REPUBLIQUE FRANCAISE

AU NOM DU PEUPLE FRANCAIS


Sur le moyen unique :

Vu l'article L. 212-4 du Code du travail ;

Attendu qu'au sens de ce texte, constitue un travail effectif, et non une simple astreinte, le fait pour le salarié de rester en permanence à la disposition de l'employeur ;

Attendu, selon l'arrêt attaqué, que M. X... a été engagé le 1er décembre 1982 par le comité d'établissement Avions Marcel Y... Aviation pour assurer, à temps partiel, l'entretien du parc des sports de Meudon ; qu'à compter de janvier 1985, il lui a été confié, en outre, le gardiennage des locaux du siège du comité durant certains week-ends ; qu'ayant été licencié le 20 juillet 1989 pour motif économique, il a saisi la juridiction prud'homale de diverses demandes en paiement de rappel de salaires et de primes, en faisant valoir que les heures d'astreinte sur les lieux du travail devaient être rémunérées comme des heures normales ;

Attendu que, pour fixer à 2 heures le temps de travail consacré par M. X... aux tâches de gardiennage et débouter ce dernier de ses plus amples demandes, la cour d'appel énonce que le salarié, qui ne démontre pas avoir été chargé d'une mission autre que celle de rester dans les locaux de l'entreprise pour avertir un responsable en cas d'incident ni avoir réellement accompli un travail effectif de gardien, ne peut valablement prétendre être rémunéré pour le temps passé dans l'entreprise pendant les veek-ends sur la base d'un salaire de gardien ;

Qu'en statuant ainsi, alors qu'il résultait de ses constatations que M. X... était tenu à une présence sur place dans les locaux du comité d'établissement, devant assurer la fermeture des portes du bâtiment, effectuer des rondes et alerter un responsable en cas d'incident, et restait donc en permanence à la disposition de l'employeur, la cour d'appel a violé le texte susvisé ;

PAR CES MOTIFS :

CASSE ET ANNULE, dans toutes ses dispositions, l'arrêt rendu le 31 janvier 1994, entre les parties, par la cour d'appel de Versailles ; remet, en conséquence, la cause et les parties dans l'état où elles se trouvaient avant ledit arrêt et, pour être fait droit, les renvoie devant la cour d'appel de Rouen.




Analyse

Publication : Bulletin 1997 V N° 340 p. 244

Décision attaquée : Cour d'appel de Versailles , du 31 janvier 1994


    Titrages et résumés : CONTRAT DE TRAVAIL, EXECUTION - Salaire - Cause - Travail du salarié - Travail effectif - Salarié restant en permanence à la disposition de l'employeur - Constatations suffisantes .
    Constitue un travail effectif au sens de l'article L. 212-4 du Code du travail et non une simple astreinte, le fait pour le salarié de rester en permanence à la disposition de l'employeur.
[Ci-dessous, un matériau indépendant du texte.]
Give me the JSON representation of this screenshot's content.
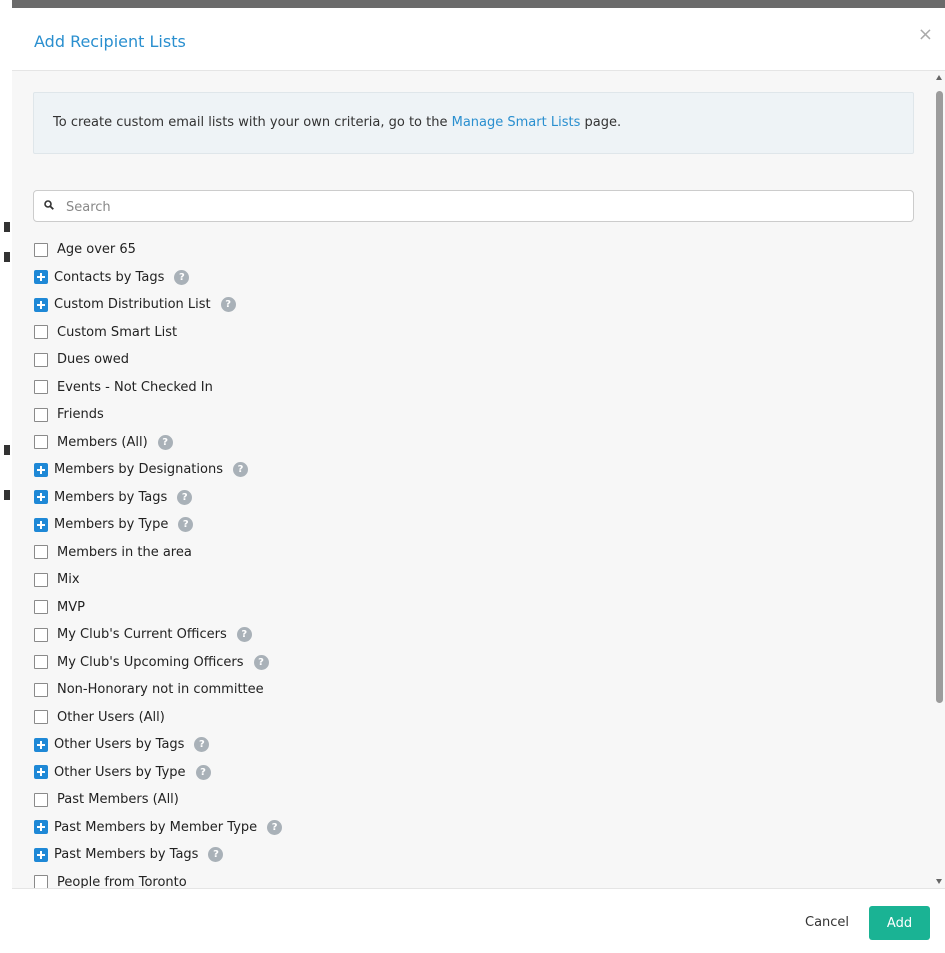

Un salarié tenu à une présence sur place dans les locaux de l'entreprise, devant assurer la fermeture des portes du bâtiment, effectuer des rondes et alerter un responsable en cas d'incident reste en permanence à la disposition de l'employeur.



    Précédents jurisprudentiels : A RAPPROCHER : Chambre sociale, 1996-02-15, Bulletin 1996, V, n° 57, p. 41 (cassation), et l'arrêt cité.